Подросток поклялся, что никто не узнает.
"С другой стороны, ты меня подкупил, - рассуждал Марсуля. - Я человек честный. Я выпил спирытус, значит, должен выполнять. Иначе будет нечестно. И я даже не знаю, умеешь ли ты с ним обращаться?"
"Умею. У нас в школе..." Мальчик хотел сказать, что в школе проходят военное дело. Самозарядная винтовка Токарева образца 1942 года. Затвор служит для досылания патрона в патронник, для плотного запирания канала ствола, для производства выстрела, для выбрасывания стреляной гильзы! После уроков, строем, по улицам села. "За-певай!" Краснармеец был герой. На разведке боевой. Да эх! Э-эх, герой. Он сидит у подножья пожарной вышки, на поляне, прислонясь к врытой в землю опоре, и осматривает "пшедмет", крутит большим пальцем барабан, заглядывает в дуло. У него в запасе три патрона. Он отводит предохранитель, закрыв один глаз, открыв рот, целится в толстую ель. Рот всегда в таких случаях нужно держать открытым. Страшный гром потрясает лес и катится вдаль. Отлетела гильза, барабан мгновенно повернулся, наготове следующая пуля, отлично. Оружие функционирует как полагается. Подростка страшит боль, особенно если стрелять в висок. Кроме того, бывают случаи, когда человек остается жив. В живот, чтобы пробить аорту... о, нет. Ему приходит в голову, что лучше всего это сделать на берегу, тело упадет в воду, и его унесут волны. Несколько времени погодя, поглядывая по сторонам, он подходит к реке, темно-серые, тусклые воды влекутся на всем огромном пространстве, под небом туч, далеко впереди, почти вровень с водой узкой полоской чернеет другой берег, мальчик выпрастывается из пальто, бросает рядом шапку, озираясь, усаживается на песок, разувается, ему холодно. Скорей, больше некогда рассуждать, он и так потерял уйму времени. Слишком медленные приготовления ослабляют волю. Едва успев войти в ледяную воду, стуча зубами, он прижимает холодное дуло к груди, к тому месту, где должно находиться сердце, нажимает на курок, и никакого результата. Он осматривает револьвер. Барабан повернулся, патрон стоит на выходе напротив ударника с бойком, ничего другого нельзя предположить, как только то, что оружие дало осечку. Такие дела в суматохе не делаются. Спешка унижает достоинство человека. Со стволом, прижатым к груди, преодолевая дрожь в руке, сжимающей рукоятку, вскинув голову, он смотрит вдаль, на кромку берега, на низко стелющееся, серо-жемчужное, холодное небо. После чего проходит неопределенное время, а лучше сказать, время исчезает.

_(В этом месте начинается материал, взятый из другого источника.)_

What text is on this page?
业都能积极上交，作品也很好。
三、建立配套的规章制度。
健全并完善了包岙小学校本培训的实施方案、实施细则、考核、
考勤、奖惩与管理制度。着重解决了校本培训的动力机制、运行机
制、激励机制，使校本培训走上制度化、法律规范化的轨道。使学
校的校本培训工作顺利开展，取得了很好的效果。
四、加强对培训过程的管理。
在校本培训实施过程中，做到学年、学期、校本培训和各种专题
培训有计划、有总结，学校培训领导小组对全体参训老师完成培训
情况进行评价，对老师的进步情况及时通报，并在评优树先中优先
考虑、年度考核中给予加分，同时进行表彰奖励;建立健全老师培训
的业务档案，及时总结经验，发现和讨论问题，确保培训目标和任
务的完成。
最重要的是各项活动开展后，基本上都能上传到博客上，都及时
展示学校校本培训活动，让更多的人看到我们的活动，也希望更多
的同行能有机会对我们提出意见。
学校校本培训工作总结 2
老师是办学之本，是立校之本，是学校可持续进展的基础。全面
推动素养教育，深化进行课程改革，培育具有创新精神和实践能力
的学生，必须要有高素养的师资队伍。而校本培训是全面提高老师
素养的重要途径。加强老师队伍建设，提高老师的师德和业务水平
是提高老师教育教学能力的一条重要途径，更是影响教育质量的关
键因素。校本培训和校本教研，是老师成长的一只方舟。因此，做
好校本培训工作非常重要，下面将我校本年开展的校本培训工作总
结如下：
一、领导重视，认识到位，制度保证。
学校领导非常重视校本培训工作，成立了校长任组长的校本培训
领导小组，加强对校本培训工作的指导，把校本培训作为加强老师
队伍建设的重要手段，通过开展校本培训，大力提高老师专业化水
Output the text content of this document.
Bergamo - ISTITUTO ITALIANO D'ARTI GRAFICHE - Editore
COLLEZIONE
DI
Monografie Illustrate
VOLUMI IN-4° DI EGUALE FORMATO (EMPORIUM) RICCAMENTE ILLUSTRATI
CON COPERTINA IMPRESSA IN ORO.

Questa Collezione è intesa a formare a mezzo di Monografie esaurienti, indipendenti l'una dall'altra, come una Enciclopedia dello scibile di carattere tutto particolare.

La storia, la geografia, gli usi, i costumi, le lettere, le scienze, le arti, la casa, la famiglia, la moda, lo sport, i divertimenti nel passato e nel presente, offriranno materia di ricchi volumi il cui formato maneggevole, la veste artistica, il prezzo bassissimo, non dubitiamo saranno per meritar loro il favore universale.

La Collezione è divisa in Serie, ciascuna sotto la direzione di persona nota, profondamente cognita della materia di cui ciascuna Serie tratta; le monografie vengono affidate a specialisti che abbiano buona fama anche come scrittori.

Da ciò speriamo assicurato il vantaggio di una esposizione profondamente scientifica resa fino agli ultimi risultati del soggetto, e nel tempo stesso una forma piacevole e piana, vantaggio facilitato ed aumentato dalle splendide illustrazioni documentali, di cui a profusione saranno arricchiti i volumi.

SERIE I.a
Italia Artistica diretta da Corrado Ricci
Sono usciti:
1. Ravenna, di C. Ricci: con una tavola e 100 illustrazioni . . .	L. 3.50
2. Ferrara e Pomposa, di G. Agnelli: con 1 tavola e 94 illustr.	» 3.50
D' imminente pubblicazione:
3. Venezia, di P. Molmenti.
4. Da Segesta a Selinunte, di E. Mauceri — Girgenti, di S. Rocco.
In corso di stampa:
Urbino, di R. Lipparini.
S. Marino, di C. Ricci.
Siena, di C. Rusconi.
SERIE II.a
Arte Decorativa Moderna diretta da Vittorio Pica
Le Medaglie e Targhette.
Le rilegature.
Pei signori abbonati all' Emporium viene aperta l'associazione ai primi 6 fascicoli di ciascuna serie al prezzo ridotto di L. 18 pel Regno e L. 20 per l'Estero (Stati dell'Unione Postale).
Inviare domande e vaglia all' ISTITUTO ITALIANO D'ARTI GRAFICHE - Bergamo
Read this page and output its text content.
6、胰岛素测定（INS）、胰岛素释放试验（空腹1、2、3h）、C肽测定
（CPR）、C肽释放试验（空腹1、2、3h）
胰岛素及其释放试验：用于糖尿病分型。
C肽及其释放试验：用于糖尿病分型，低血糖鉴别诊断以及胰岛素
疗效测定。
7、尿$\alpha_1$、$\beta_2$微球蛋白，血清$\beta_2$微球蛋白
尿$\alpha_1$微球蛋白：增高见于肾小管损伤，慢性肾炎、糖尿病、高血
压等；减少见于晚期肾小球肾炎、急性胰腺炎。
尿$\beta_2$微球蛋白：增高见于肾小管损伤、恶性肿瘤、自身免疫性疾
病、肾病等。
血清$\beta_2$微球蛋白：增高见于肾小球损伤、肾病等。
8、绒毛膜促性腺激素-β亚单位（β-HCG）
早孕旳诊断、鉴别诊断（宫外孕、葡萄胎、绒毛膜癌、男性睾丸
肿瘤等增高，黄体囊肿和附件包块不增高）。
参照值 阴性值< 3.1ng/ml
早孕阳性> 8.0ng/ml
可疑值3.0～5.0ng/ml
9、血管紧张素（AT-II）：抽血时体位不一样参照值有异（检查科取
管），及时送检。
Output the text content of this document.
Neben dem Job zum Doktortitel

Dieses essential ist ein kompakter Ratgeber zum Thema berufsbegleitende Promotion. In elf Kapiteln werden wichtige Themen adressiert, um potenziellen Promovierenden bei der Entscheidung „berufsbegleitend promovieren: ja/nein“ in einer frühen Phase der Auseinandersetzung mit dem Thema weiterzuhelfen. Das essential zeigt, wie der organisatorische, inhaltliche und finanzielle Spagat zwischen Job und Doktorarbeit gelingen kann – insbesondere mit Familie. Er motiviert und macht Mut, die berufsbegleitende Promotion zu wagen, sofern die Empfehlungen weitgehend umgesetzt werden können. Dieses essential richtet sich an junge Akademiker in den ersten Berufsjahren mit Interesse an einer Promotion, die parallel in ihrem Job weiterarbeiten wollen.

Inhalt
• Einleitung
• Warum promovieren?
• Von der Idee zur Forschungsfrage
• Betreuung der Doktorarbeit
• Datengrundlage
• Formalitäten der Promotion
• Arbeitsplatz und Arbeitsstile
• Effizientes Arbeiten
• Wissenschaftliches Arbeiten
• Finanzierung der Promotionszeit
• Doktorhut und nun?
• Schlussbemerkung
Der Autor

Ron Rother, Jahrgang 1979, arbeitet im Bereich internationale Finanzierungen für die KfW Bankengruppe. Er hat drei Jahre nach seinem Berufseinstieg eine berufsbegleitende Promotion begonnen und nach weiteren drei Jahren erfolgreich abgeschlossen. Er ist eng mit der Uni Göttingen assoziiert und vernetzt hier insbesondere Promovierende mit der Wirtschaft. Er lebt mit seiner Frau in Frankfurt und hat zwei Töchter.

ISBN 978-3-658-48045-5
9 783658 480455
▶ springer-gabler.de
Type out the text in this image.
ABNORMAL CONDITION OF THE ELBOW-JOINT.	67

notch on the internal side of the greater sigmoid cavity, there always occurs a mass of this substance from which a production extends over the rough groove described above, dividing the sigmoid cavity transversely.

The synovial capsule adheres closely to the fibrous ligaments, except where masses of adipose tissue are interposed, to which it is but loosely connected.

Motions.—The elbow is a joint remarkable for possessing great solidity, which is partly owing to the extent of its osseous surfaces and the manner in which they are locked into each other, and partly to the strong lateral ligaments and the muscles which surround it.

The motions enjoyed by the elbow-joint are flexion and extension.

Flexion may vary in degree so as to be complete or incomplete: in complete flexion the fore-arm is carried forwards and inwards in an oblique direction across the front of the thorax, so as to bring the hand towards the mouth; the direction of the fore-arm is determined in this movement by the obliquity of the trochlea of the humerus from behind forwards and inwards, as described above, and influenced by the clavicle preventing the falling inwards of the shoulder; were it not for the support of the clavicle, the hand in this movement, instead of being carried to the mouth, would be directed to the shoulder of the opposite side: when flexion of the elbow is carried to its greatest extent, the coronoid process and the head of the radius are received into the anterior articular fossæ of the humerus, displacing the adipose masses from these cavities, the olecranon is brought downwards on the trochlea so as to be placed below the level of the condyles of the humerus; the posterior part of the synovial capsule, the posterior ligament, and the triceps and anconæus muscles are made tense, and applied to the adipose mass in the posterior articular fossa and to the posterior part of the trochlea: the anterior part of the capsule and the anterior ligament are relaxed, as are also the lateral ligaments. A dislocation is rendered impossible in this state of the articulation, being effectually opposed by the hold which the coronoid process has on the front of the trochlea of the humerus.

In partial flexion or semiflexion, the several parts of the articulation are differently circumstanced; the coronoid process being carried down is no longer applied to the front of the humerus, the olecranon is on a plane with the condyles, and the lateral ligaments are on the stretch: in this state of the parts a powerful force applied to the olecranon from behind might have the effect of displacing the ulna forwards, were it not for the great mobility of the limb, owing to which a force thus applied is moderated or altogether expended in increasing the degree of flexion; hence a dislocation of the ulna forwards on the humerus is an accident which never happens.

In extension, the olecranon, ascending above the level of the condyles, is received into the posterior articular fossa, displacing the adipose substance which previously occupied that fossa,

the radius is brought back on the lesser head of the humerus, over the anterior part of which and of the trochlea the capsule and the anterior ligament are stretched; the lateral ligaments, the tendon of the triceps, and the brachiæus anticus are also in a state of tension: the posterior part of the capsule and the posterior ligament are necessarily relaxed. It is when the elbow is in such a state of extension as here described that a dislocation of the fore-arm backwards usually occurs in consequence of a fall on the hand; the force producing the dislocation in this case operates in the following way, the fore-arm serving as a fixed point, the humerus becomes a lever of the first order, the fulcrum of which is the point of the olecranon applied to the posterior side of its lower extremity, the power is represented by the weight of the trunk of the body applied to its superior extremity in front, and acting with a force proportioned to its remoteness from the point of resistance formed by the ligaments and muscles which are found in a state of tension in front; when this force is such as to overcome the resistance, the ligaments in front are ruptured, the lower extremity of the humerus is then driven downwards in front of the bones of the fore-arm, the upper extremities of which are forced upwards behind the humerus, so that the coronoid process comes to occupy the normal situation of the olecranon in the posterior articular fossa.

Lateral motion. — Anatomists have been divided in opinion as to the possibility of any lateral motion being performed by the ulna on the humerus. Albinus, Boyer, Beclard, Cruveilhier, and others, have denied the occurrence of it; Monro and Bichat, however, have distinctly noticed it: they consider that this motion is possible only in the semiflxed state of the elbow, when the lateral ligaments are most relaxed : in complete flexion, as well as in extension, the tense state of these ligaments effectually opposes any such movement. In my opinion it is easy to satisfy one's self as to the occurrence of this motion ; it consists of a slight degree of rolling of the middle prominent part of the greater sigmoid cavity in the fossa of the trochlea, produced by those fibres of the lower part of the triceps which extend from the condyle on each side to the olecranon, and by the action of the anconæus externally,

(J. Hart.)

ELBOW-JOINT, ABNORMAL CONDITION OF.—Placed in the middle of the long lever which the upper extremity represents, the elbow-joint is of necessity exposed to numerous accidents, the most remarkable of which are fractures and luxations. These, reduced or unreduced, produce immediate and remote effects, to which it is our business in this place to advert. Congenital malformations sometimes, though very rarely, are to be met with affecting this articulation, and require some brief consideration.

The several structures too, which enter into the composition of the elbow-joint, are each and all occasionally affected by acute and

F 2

Дневник, начало большой поэмы и что там еще, запихнуто в портфель. Мать хлопочет вокруг чемоданов. Марсуля, необыкновенно серьезный, выпивший, в низко надвинутом картузе, грузит вещи на телегу. Старая Пионерка моргает единственным глазом, второй глаз, вытекший, слипшийся, зарос седыми ресницами. Их никто не провожает. Темнеет, когда они подъезжают к пристани. Двухпалубный теплоход, очень большой вблизи, скудно освещенный, грузно покачивается у дебаркадера, трутся резиновые покрышки, очередь, давка, трап трещит и качается под ногами, на нижней палубе не протолкнуться. Они стоят в проходе, мать пересчитывает пальцем вещи. Медленно отодвигается, отступает, сливается с темнотой пристань. Сколько ночей и дней предстоит еще ехать, пока вдали, на солнечном разливе, не покажется высокая, узкая, украшенная звездой башенка речного вокзала - Химки, Москва.
[1] Твои волосы, твои руки, твоя улыбка напоминают мне издали кого-то, кто мне дорог. Но кого же? Тебя. Маргерит Юрсенар. Огни (фр.).
[2] Говоря, не говорить... ни за что не отвечать, как мы говорим во сне (фр.; Т.Манн. Волшебная гора).
[3] Тайная, секретнейшая история (лат.).